Vitamin D is an important seco-steroid involved in calcium metabolism and bone formation, which also has a role in the maintenance of immune-homeostasis. Epidemiological studies have found that vitamin D deficiency is common in patients with MS [12]. The risk of MS significantly increased with decreasing serum levels of vitamin D [13]. Administration with the vitamin D bioactive form 1, 25-Dihydroxyvitamin D3 [1, 25-(OH)2D3] ameliorated the disease course and progression in experimental autoimmune encephalomyelitis (EAE), an MS animal model [14], [15]. These data suggest that limited vitamin exposure may play a role in MS. Vitamin D exerts its effects via binding to a nuclear vitamin D receptor (VDR), which is found in most cells including immune cells in the body. Engagement with vitamin D, VDR undergoes heterodimerization with the retinoid receptors, and binds to specific DNA-binding sites located in promoter regions, resulting in derepressing or coactivating the transcription of lineage-specific genes involved in calcium metabolism and immune response [16]. The VDR gene is mapped on chromosome 12q 12–14, containing 5 promoter regions, 8 protein-coding exons, and 6 untranslated exons. The existence of several restriction fragment length polymorphisms (RFLPs) in the VDR gene has been described using different restriction enzymes. Among them, Apa-I (rs7975232), Bsm-I (rs1544410), Fok-I (rs10735810) and Taq-I (rs731236) are most widely studied. Both Apa-I (C/A substitution) and Bsm-I (G/A substitution) polymorphic sites locate in the intron separating exons 8 and 9, and are without consequences for VDR protein structure [17]. Taq-I (T/C substitution) locates in exon 9 and does not cause any amino acid change in the VDR protein [18]. Fok-I (T/C substitution) locates in exon 2 and introduces an initiation code leading to the addition of three amino-acids to the VDR protein [19]. Prior studies have suggested that the VDR gene may be an important determinant of susceptibility of MS, however, the results have been inconclusive.

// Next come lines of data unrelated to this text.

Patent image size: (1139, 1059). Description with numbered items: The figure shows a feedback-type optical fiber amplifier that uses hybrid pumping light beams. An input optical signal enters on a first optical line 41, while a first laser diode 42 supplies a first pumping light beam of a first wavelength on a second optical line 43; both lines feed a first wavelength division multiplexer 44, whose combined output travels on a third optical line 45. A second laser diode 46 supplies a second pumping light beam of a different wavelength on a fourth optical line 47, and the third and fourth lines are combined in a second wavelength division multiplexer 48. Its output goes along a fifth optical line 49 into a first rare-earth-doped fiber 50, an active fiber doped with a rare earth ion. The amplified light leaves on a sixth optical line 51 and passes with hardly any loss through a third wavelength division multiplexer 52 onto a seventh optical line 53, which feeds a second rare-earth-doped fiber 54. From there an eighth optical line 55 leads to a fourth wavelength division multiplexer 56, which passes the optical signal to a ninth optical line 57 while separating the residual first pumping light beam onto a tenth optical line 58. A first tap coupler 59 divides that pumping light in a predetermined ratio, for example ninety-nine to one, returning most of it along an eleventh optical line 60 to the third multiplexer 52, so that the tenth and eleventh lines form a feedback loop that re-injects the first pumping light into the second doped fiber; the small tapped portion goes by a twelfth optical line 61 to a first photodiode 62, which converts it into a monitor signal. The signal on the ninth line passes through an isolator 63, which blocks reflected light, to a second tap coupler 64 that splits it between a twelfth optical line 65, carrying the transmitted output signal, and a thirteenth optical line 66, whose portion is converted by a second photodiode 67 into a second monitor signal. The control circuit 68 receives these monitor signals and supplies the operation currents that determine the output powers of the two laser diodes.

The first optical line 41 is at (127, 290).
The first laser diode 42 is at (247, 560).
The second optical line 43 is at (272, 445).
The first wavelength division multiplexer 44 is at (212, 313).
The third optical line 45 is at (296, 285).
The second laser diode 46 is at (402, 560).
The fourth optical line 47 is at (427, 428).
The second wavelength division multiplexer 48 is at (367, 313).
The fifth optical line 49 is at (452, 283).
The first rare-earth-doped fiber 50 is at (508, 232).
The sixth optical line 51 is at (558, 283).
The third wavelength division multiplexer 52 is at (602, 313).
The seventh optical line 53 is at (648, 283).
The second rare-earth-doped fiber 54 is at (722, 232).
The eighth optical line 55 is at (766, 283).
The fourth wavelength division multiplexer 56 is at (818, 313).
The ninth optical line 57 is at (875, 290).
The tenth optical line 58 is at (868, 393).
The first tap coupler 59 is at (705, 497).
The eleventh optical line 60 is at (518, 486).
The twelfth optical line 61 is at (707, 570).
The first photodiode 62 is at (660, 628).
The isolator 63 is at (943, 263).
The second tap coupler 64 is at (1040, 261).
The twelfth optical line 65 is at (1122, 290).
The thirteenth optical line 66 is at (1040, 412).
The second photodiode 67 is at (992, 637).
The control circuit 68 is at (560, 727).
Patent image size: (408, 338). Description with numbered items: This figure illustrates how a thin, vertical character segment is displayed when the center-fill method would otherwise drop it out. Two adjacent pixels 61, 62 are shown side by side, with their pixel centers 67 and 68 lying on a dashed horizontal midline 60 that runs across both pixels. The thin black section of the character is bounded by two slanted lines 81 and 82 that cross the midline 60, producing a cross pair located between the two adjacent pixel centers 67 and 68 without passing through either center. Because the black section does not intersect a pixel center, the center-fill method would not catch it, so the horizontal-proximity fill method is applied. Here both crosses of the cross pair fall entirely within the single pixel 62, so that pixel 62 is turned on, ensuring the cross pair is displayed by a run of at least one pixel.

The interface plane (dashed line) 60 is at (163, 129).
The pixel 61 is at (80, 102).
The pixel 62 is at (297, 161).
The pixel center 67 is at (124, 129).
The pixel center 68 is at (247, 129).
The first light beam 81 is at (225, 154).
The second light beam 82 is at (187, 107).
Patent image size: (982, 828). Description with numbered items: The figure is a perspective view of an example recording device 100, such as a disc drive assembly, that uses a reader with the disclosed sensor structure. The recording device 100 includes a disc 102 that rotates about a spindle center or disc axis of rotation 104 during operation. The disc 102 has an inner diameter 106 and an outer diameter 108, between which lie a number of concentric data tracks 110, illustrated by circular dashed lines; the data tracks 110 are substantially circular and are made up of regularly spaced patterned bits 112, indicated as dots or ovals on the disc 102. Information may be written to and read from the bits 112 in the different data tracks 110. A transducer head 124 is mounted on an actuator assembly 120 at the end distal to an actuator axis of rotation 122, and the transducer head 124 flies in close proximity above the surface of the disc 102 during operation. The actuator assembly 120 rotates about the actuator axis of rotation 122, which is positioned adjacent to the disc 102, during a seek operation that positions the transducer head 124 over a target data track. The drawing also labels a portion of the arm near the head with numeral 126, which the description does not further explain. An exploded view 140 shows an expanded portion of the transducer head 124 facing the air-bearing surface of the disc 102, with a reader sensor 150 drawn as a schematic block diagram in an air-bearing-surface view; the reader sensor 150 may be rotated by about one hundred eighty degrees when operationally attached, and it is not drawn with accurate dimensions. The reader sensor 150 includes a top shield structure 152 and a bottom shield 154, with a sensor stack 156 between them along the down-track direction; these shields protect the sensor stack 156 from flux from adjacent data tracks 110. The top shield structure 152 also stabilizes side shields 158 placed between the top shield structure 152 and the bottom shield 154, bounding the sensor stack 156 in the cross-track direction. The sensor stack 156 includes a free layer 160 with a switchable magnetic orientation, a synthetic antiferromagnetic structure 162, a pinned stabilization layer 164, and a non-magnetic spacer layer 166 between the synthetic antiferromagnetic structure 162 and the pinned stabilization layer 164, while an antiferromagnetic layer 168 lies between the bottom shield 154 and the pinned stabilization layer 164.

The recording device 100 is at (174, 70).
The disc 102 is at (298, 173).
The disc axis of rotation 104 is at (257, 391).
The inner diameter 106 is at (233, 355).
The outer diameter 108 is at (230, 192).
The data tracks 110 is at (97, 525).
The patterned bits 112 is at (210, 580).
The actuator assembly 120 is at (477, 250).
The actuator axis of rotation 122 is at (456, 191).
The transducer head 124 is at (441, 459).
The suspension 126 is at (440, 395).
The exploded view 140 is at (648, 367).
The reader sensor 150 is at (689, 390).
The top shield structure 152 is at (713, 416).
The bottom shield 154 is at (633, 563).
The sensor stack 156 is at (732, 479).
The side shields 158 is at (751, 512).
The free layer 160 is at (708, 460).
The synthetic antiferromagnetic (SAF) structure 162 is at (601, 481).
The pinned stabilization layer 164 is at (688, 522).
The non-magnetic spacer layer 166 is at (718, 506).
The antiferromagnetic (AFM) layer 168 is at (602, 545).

A single study may have low statistical power due to small sample size, unified ethnicity and other limitations, and a comprehensive analysis on different studies will provide strong evidence on the association of polymorphisms in the VDR gene and the risk for MS. Therefore, we perform this meta-analysis of all eligible studies to investigate the association between VDR gene polymorphisms and the risk for MS. This, to our knowledge, is the first meta-analysis addressing this issue.